Lazarus
Programming => General => Topic started by: wytwyt02 on November 14, 2019, 09:46:07 pm
-
I wanna to parse some html file, I do not wanna to use regex
-
Maybe FastHTMLParser? I posted some examples here in the forum.
-
The chm compiler and compilelatexchm.pp in fpcdoc/ repo resp use fasthtml and fcl-xml's sax_html
-
I wanna to parse some html file, I do not wanna to use regex
FPC includes fcl-xml/src/sax_html.pp. It has THTMLReader and convenience routines like ReadHTMLFile (should've been called ReadHTMLDocument) and ReadHTMLFragment.
-
The chm compiler and compilelatexchm.pp in fpcdoc/ repo resp use fasthtml and fcl-xml's sax_html
How to use fasthtml?, I cannot see it in the package list and online package manager
-
The chm compiler and compilelatexchm.pp in fpcdoc/ repo resp use fasthtml and fcl-xml's sax_html
How to use fasthtml?, I cannot see it in the package list and online package manager
That's because it's not a package on its own... it's a unit. See fpc/packages/chm/src/fasthtmlparser.pas. Example usage is in fpc/packages/chm/src/htmlindexer.pas.

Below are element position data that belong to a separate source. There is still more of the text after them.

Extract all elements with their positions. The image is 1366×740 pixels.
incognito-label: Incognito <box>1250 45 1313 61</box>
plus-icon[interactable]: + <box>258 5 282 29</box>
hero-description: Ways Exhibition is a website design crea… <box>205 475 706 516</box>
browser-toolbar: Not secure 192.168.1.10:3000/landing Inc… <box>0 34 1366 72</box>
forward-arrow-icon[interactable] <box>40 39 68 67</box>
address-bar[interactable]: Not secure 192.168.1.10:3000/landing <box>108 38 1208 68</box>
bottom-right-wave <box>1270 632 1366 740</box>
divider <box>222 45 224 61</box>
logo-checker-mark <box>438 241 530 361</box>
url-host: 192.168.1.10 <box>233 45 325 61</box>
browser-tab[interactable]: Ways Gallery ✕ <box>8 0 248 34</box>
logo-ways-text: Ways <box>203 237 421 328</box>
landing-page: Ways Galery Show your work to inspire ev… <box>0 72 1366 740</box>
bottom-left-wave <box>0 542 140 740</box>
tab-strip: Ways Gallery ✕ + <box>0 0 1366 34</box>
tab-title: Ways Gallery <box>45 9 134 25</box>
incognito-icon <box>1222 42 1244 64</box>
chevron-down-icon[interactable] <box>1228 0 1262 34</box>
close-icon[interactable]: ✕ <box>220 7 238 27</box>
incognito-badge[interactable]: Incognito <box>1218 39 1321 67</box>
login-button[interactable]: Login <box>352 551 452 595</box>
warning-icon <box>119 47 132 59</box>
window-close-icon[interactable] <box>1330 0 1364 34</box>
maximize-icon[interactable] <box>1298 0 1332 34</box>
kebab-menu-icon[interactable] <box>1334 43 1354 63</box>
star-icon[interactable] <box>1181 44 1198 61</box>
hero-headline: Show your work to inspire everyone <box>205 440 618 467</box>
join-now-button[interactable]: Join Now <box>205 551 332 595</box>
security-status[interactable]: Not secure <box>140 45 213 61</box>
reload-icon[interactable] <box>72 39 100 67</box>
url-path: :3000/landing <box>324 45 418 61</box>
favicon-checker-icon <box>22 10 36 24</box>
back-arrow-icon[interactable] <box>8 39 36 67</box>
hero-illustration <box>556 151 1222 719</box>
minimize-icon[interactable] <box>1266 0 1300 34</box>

It's not a DOM parser though, as you requested. It signals events for tags and text. It does not build a DOM tree.
-
this is also an option https://benibela.de/sources_en.html#internettools
-
It's not a DOM parser though, as you requested. It signals events for tags and text. It does not build a DOM tree.
That's the sax_html, despite the name afaik the sax parser default feeds the dom
-
this is also an option https://benibela.de/sources_en.html#internettools
Only if your application is GPL.
-
It's not a DOM parser though, as you requested. It signals events for tags and text. It does not build a DOM tree.
That's the sax_html, despite the name afaik the sax parser default feeds the dom
Yes, sax_html has THTMLToDOMConverter.